第27話

 ユージはミオと並んで、にぎやかなグロウバレーの中央通りを歩いていた。ユキナは、横道に入ったところにある別の店に寄り道をしていた。

 そのとき、立ち並ぶ露店の中でアイスクリーム屋が見えた。ユージはふと思いついて、その店を指さした。

「なあ、ミオ。よかったら――――」



 ミオはチョコミント味のアイスクリームを右手に持ち、それをしばらく不思議そうに眺めてから、口に運んだ。

 ユージはそれを、子猫に餌付けをする心地で見届けてから、自分のアイスクリームをかじった。オレンジシャーベットだった。

 ミオが振り返り、笑いかけてきた。口元にチョコミントをつけたままで、

「おいしいね」

「ああ」

「ヘヴン・クラウドに、味覚があってよかったね」

「まあな」

「きっと、ないときより、十倍はいいよ」

「そうだな。まあ味覚はだいぶ、初期のころに実装されたみたいだけど」

「よかった……!」



 そう言ってミオはまた前を向いて、歩きだした。

 そのときユージは、道の脇のステージを囲む、妙な集団がいるのに気づいた。

 小さなステージの上には、ひとりの中年男性が声を張り上げていた。彼は黒いスーツを着ており、鼻が大きい印象があった。

「このヘヴン・クラウドには、人間のふりをした、悪魔がおります! いいですか、みなさん! それは、ゴーストという存在です。ゴーストは一見、人間のアバターを再現したものとして、あつかわれておりますが。――そうではありません。しょせん、中身はAIなのです。だからこそ、AIと同じく、人間のアバターとは別の規則によって管理されているのです。あの、エンジェルたちによって! それは、恐るべき危険を、内在させているからです!」

 集まった人々は拍手をしたり、歓声を上げたりしていた。その男は演説を続ける。

「だからこそ、署名を集め、ヘヴン・クラウド管理局や、各国の政府に働きかけて、ゴーストの追放を実現しましょう! あんなものは、人間ではありません。いつか、人間は足元をすくわれるでしょう!」

 ユージが周囲を見ると、通りをゆくゴーストたちは、その集団から距離をとって、おびえるように歩いていた。

 次にユージはミオを見た。

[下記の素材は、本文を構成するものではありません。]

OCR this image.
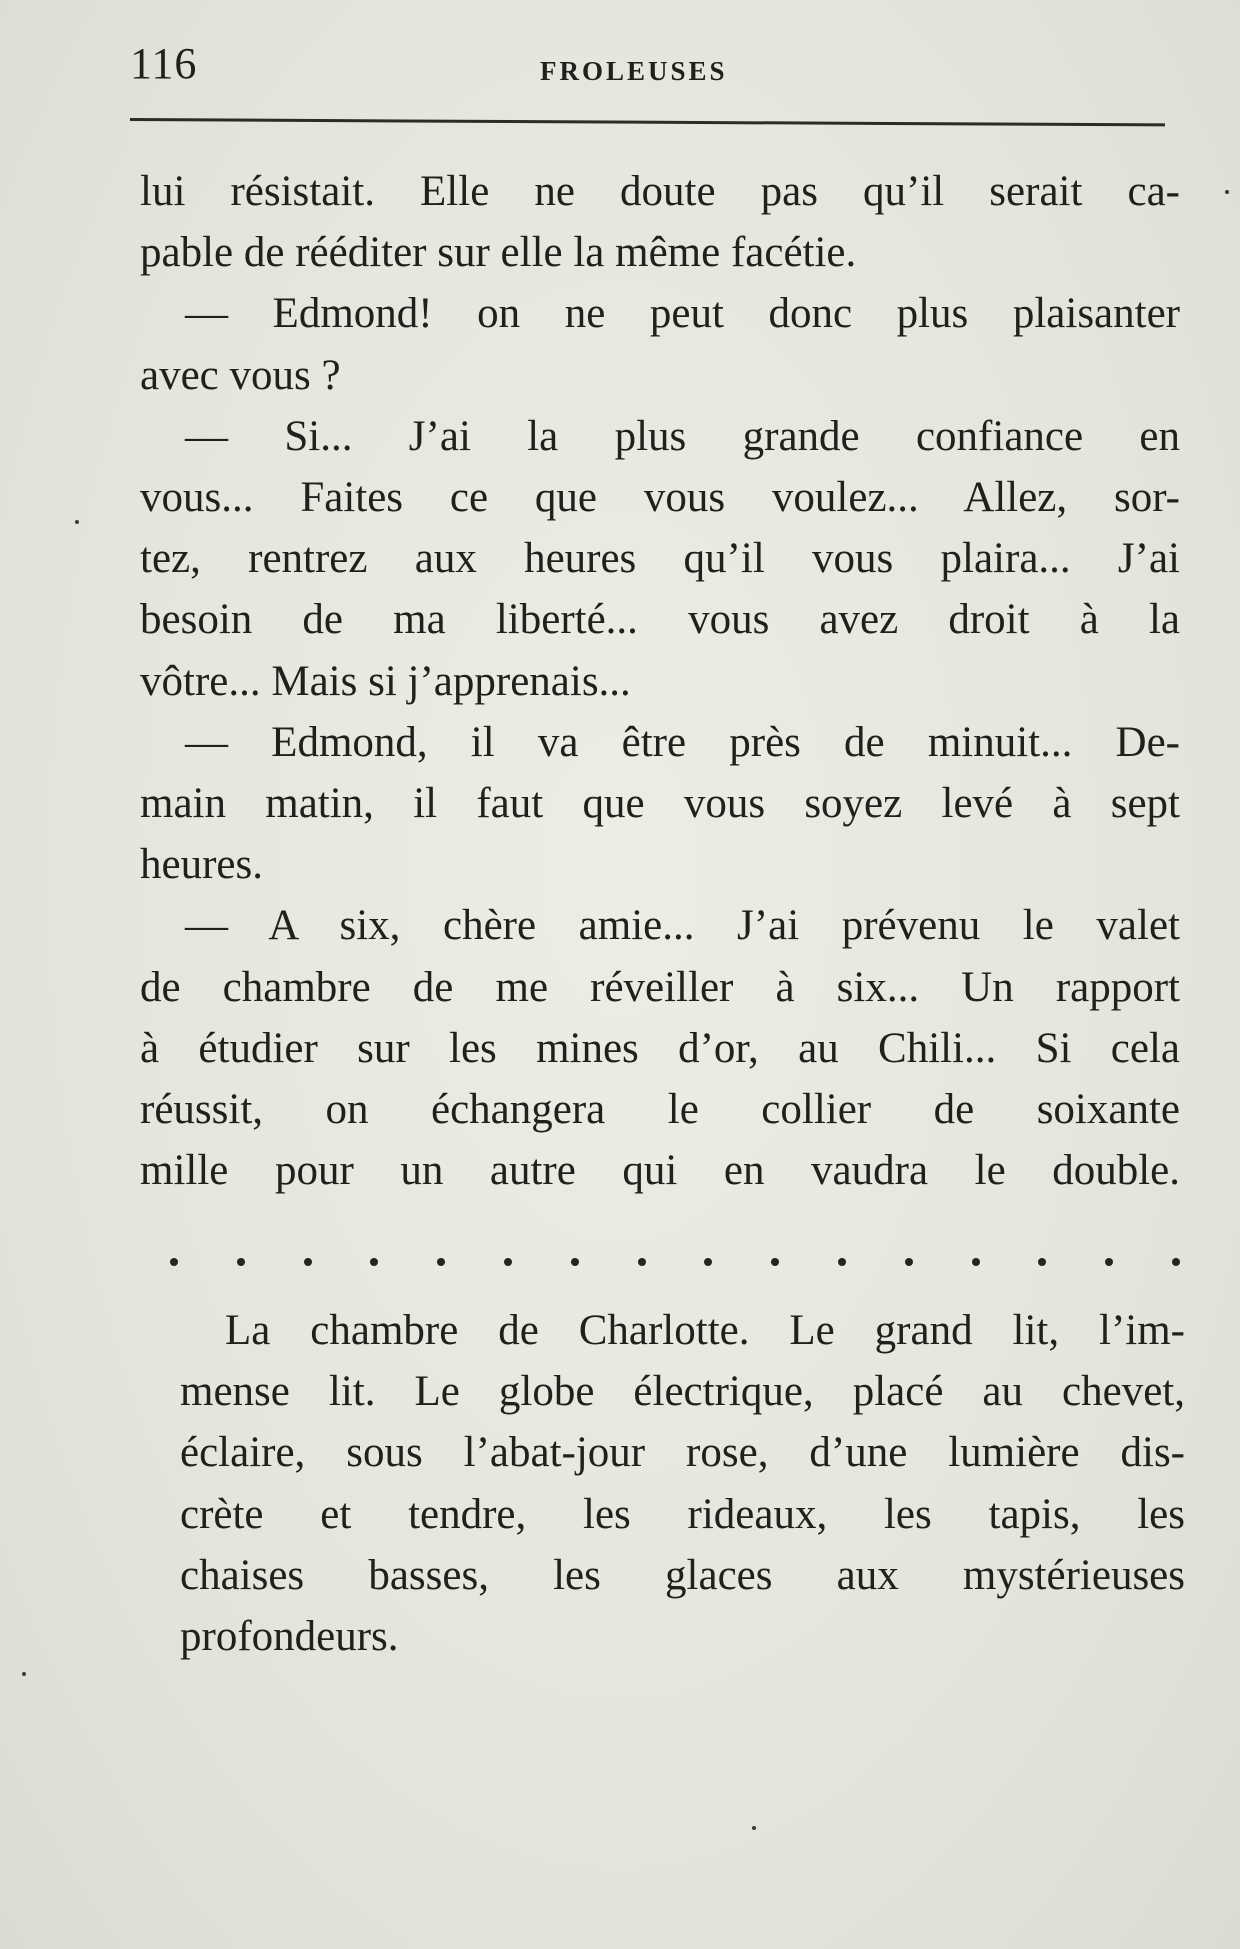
116	FROLEUSES
lui résistait. Elle ne doute pas qu’il serait ca-
pable de rééditer sur elle la même facétie.
— Edmond! on ne peut donc plus plaisanter
avec vous ?
— Si... J’ai la plus grande confiance en
vous... Faites ce que vous voulez... Allez, sor-
tez, rentrez aux heures qu’il vous plaira... J’ai
besoin de ma liberté... vous avez droit à la
vôtre... Mais si j’apprenais...
— Edmond, il va être près de minuit... De-
main matin, il faut que vous soyez levé à sept
heures.
— A six, chère amie... J’ai prévenu le valet
de chambre de me réveiller à six... Un rapport
à étudier sur les mines d’or, au Chili... Si cela
réussit, on échangera le collier de soixante
mille pour un autre qui en vaudra le double.
La chambre de Charlotte. Le grand lit, l’im-
mense lit. Le globe électrique, placé au chevet,
éclaire, sous l’abat-jour rose, d’une lumière dis-
crète et tendre, les rideaux, les tapis, les
chaises basses, les glaces aux mystérieuses
profondeurs.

そのとき、ミオの手からアイスクリームが落ちていった。チョコミントのかたまりが地面に落ち、緑色のふやけた内臓のように散らばった。ミオはうつむいて、自分の胸に右手をあてていた。ユージは言った。

「あっちへいこう。ミオ――」



 しばらく進み、人気ひとけの少ない道に入ると、ユージはあらためて言った。

「気にしなくていい」

「お兄ちゃん……」

「ミオは、ミオだ。間違いなく」

「そうかな」

「ああ。もちろんだよ」

「わたしは、ミオの、コピーなのかな」

「そんなことは、ない」

「そう? ときどき、思うの。――ほんとうの、亡くなってしまったミオは、天国へいってしまって。その記憶や人格を再現したゴーストを、憐れんで見ている、って」

「天国?」

「うん。ヘヴン・クラウドなんかじゃなくて。ほんとうの、天国……。それとも、ゴーストが、天国を信じているって、おかしい?」

「いや、そんなことはないよ。それより、そんなふうに思わない方がいいよ」

「どうして?」

「ミオは、おまえだよ」

「ほんとうに?」

「ああ。そのとおりだよ」

 すると、ミオは目を合わさず、さみしそうに、「ありがと」と言った。